Not all put-write strategies are created equal. Considerable portfolio management skill and trading discipline is required to reduce volatility and produce genuine alpha.
This is in contrast to a put-write index, which is rules-based and holds options to maturity, whatever the market environment. Although the time to maturity may only be a few weeks, markets can move fast in the interim, changing the value of the option and therefore the risk profile of the put writing index.
- If the U.S. equity Index falls significantly shortly after the put-write index writes its option, its risk profile increases as there may be little left to protect the option writing strategy from additional market downside from that point until it is replaced.
- Conversely, if the U.S. equity rises significantly in between expiration dates, its risk profile decreases and the put-write index may have very little market exposure and very low participation in additional market upside for a time. Once the put-write index put option expires, it writes a new one and the cash received ‘reloads’ its return potential if the market advances and its protection potential if the market declines.
An active approach, such as the one taken by Gateway, can keep risks and opportunities relative to the market in balance by actively managing the options as the strategy’s market exposure changes, rather than simply waiting until the options expire. Gateway’s investment team strives to ensure that investors are not overly exposed if the market goes into a freefall and also to ensure they participate more fully if the market rallies, potentially capturing more of the upside than a rules-based index.
The skill to do this is not intrinsic at most fund firms.
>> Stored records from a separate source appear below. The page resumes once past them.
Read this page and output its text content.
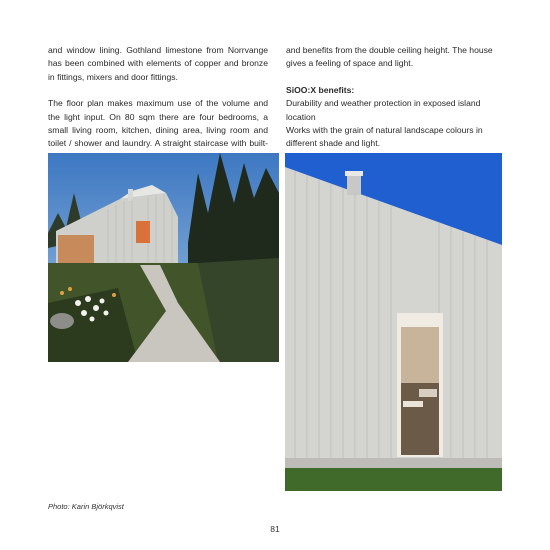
and window lining. Gothland limestone from Norrvange has been combined with elements of copper and bronze in fittings, mixers and door fittings.

The floor plan makes maximum use of the volume and the light input. On 80 sqm there are four bedrooms, a small living room, kitchen, dining area, living room and toilet / shower and laundry. A straight staircase with built-

and benefits from the double ceiling height. The house gives a feeling of space and light.

SiOO:X benefits:
Durability and weather protection in exposed island location
Works with the grain of natural landscape colours in different shade and light.
Photo: Karin Björkqvist
81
For Gateway, however, options strategies are its one focus - a four-decade obsession, rather than a bolt-on strategy designed to complement a wider range of funds. Gateway’s portfolio managers, who have an average of 18 years with the firm, do not have to contend with the distractions of, say, having to manage a fixed income or CTA strategy in tandem.
Long experience has taught the managers that complexity is not necessary or desirable in a put-write fund. The Gateway strategy is relatively “plain vanilla” in that it seeks primarily to manage and reduce equity risk using liquid options, which are listed on exchanges and priced transparently. Gateway’s investment team takes a measured approach in the implementation of the strategy, maintaining a diversified portfolio of written options and making adjustments on an incremental basis to make the success of the strategy less dependent upon the timing of its trades.
For investors who want to participate in stock market returns while mitigating the accompanying risks, a disciplined, secured put-writing strategy can potentially fit the bill. Relative to stock markets, the strategy has the potential benefits of high correlation, but also lower standard deviation and smaller drawdowns, leading to positive returns on a more consistent basis.
1 Source: Gateway Investment Advisers, LLC. Figures mentioned refer to previous years. Past performance does not guarantee future results. Performance characteristics of the Index representative of put-write strategies are not reflective of Gateway’s put-write strategy performance.